Example 1: GDP per capita over time
import matplotlib.pyplot as plt

df = pyqog.read_qog(which_data="standard")

# Filter for select countries
countries = ["Brazil", "Argentina", "Chile", "Mexico"]
subset = df[df["cname"].isin(countries)]

# Plot GDP per capita over time
fig, ax = plt.subplots(figsize=(10, 6))
for country in countries:
    data = subset[subset["cname"] == country]
    ax.plot(data["year"], data["wdi_gdpcapcon2017"], label=country)

ax.set_xlabel("Year")
ax.set_ylabel("GDP per capita (constant 2017 USD)")
ax.set_title("GDP per capita: Latin American Countries")
ax.legend()
plt.tight_layout()
plt.show()
Example 2: Corruption vs GDP scatter plot
import matplotlib.pyplot as plt

# Use cross-sectional data for a snapshot
df_cs = pyqog.read_qog(which_data="standard", data_type="cross-sectional")

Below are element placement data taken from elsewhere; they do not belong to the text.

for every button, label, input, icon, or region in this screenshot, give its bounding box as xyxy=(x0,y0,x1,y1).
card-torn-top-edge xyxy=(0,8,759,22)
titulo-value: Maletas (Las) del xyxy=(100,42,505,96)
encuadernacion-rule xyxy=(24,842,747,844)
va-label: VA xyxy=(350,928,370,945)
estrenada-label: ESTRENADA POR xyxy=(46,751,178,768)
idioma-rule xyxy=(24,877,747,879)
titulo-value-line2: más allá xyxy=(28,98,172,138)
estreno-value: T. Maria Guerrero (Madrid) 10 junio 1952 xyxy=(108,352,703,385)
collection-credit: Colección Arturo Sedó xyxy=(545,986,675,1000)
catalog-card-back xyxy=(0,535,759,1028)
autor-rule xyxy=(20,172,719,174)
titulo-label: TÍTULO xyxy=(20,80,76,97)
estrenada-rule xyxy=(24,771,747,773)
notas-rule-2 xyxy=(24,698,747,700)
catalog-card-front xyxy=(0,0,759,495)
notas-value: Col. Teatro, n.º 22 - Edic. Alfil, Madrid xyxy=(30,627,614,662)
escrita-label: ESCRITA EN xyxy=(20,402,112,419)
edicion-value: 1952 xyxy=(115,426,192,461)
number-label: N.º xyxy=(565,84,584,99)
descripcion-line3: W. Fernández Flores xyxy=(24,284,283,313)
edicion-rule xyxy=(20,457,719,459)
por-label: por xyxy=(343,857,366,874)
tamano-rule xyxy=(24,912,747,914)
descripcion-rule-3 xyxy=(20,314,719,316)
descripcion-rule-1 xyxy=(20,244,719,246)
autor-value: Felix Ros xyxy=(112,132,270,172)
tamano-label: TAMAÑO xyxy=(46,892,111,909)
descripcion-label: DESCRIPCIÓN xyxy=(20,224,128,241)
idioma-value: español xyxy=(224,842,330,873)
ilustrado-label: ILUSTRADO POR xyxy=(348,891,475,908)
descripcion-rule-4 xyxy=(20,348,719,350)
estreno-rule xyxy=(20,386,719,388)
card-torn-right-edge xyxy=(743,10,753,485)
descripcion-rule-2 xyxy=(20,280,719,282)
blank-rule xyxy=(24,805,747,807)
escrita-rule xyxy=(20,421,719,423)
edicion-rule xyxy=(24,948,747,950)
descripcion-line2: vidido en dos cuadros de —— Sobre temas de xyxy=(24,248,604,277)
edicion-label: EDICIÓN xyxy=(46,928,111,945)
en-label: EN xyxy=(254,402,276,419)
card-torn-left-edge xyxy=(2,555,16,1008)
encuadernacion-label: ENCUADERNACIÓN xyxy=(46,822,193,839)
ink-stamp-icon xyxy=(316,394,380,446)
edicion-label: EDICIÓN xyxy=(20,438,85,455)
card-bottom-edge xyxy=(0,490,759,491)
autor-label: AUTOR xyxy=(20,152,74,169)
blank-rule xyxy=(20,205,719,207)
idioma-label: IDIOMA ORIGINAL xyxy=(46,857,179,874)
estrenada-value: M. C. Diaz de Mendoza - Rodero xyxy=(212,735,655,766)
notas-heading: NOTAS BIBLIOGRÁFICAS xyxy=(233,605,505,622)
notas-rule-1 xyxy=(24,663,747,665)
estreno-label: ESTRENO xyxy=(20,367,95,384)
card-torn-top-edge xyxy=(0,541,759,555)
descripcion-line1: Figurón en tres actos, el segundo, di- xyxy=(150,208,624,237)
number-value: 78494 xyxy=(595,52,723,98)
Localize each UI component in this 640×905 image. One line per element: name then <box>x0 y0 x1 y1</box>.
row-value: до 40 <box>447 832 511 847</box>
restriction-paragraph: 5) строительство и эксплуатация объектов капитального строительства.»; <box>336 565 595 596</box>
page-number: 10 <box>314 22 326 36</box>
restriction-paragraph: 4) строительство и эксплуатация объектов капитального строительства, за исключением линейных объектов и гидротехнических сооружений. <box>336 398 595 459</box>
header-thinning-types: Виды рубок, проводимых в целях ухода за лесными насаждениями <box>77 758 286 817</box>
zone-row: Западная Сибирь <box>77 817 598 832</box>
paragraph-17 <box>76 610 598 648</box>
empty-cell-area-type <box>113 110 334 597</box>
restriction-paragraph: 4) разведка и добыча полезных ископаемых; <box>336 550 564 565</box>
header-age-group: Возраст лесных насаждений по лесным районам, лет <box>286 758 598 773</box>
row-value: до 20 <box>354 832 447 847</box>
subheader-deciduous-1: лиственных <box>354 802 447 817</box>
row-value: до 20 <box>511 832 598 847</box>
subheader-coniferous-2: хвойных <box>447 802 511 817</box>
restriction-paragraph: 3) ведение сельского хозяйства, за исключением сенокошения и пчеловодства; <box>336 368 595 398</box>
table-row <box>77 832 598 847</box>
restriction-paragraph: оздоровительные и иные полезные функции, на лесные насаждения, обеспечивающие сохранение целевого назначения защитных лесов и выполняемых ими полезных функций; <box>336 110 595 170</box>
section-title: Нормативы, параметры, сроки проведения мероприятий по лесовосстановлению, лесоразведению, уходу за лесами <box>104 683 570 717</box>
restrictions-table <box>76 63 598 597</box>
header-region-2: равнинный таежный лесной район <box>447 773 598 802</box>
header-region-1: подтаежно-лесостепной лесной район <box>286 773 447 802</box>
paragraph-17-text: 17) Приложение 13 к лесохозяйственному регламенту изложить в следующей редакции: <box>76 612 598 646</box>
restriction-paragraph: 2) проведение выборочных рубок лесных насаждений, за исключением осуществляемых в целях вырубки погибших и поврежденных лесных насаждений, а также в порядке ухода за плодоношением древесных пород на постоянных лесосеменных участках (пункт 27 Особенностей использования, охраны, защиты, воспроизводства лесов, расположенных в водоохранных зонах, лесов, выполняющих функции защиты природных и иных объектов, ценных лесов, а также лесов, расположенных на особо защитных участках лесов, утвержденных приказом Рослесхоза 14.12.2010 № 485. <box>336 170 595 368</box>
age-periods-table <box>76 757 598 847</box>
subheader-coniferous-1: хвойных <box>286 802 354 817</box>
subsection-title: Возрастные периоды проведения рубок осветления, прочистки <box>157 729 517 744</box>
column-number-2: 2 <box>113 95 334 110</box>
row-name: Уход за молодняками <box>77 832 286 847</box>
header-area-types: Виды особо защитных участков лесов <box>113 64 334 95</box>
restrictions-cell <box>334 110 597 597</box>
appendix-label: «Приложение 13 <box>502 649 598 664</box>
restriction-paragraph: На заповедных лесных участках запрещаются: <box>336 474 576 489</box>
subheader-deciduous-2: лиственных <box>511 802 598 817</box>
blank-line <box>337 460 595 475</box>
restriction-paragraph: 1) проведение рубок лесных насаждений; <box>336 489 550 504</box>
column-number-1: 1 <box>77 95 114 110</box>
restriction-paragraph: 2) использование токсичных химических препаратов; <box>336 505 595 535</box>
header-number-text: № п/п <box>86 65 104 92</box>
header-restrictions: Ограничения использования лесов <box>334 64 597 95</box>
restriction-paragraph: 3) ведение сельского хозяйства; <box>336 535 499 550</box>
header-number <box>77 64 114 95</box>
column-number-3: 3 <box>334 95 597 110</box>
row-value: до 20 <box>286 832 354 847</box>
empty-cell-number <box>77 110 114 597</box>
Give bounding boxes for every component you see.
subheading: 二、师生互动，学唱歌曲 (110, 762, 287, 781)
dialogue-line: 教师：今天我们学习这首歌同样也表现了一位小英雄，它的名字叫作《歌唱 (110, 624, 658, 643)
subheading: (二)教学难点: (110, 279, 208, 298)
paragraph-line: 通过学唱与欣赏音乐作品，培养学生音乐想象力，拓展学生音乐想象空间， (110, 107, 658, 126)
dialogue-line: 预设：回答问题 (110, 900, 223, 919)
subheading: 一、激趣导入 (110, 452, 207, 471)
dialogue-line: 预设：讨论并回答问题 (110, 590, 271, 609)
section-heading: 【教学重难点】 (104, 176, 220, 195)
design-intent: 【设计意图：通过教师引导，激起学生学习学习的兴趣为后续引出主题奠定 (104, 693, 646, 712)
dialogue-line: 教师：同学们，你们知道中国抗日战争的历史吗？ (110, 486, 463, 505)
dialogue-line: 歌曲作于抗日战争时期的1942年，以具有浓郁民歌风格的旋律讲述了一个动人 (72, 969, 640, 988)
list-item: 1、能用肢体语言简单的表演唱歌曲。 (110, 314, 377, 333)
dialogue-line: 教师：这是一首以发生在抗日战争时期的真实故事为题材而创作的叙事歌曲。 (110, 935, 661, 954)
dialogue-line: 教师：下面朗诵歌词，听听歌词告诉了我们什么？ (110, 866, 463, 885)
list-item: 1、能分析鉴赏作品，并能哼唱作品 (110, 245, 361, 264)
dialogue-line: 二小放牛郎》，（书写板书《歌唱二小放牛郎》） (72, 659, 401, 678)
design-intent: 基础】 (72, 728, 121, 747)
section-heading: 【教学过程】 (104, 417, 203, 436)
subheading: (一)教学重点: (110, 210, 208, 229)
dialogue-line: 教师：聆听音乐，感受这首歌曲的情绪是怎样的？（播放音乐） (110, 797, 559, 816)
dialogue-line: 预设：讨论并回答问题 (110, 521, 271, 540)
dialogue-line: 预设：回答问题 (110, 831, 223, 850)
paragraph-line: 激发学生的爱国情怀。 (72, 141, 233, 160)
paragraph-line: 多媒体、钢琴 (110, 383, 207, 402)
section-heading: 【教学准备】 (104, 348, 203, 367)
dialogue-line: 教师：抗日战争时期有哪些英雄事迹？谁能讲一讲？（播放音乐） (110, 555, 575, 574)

fig, ax = plt.subplots(figsize=(10, 6))
ax.scatter(
    df_cs["wdi_gdpcapcon2017"],
    df_cs["vdem_corr"],
    alpha=0.6,
    edgecolors="white",
    linewidth=0.5
)
ax.set_xlabel("GDP per capita (constant 2017 USD)")
ax.set_ylabel("Corruption Index (V-Dem)")
ax.set_title("Corruption vs GDP per capita")
plt.tight_layout()
plt.show()
Example 3: Bar chart with seaborn
import seaborn as sns
import matplotlib.pyplot as plt

df_cs = pyqog.read_qog(which_data="standard", data_type="cross-sectional")

# Top 20 countries by GDP per capita
top20 = df_cs.nlargest(20, "wdi_gdpcapcon2017")

fig, ax = plt.subplots(figsize=(12, 6))
sns.barplot(
    data=top20,
    x="wdi_gdpcapcon2017",
    y="cname",
    palette="viridis",
    ax=ax
)
ax.set_xlabel("GDP per capita (constant 2017 USD)")
ax.set_ylabel("")
ax.set_title("Top 20 Countries by GDP per Capita")
plt.tight_layout()
plt.show()

Working with Cache

pyqog automatically caches downloaded datasets to avoid repeated downloads.

Default behavior
# First call: downloads from the internet
df = pyqog.read_qog()

# Second call: loads from local cache (instant)
df = pyqog.read_qog()
Force re-download
# Force a fresh download, overwriting cache
df = pyqog.read_qog(update_cache=True)
Disable caching
# Download without saving to cache
df = pyqog.read_qog(cache=False)
Custom cache directory
# Use a custom directory for cached files
df = pyqog.read_qog(data_dir="/path/to/my/cache")

By default, cached files are stored in ~/.pyqog/cache/. Each file follows the naming pattern qog_{dataset}_{type}_{version}.csv.

Codebooks

Each QoG dataset has an accompanying codebook (PDF) that describes every variable in detail. You can get the URL programmatically:

# Get the codebook URL for the standard dataset
url = pyqog.get_codebook_url("standard", 2026)
print(url)
# https://www.qogdata.pol.gu.se/data/codebook_std_jan26.pdf

# Get codebook for an archived version
url_old = pyqog.get_codebook_url("basic", 2020)
print(url_old)
# https://www.qogdata.pol.gu.se/dataarchive/codebook_bas_jan20.pdf

For a complete list of codebook links, see the Datasets page.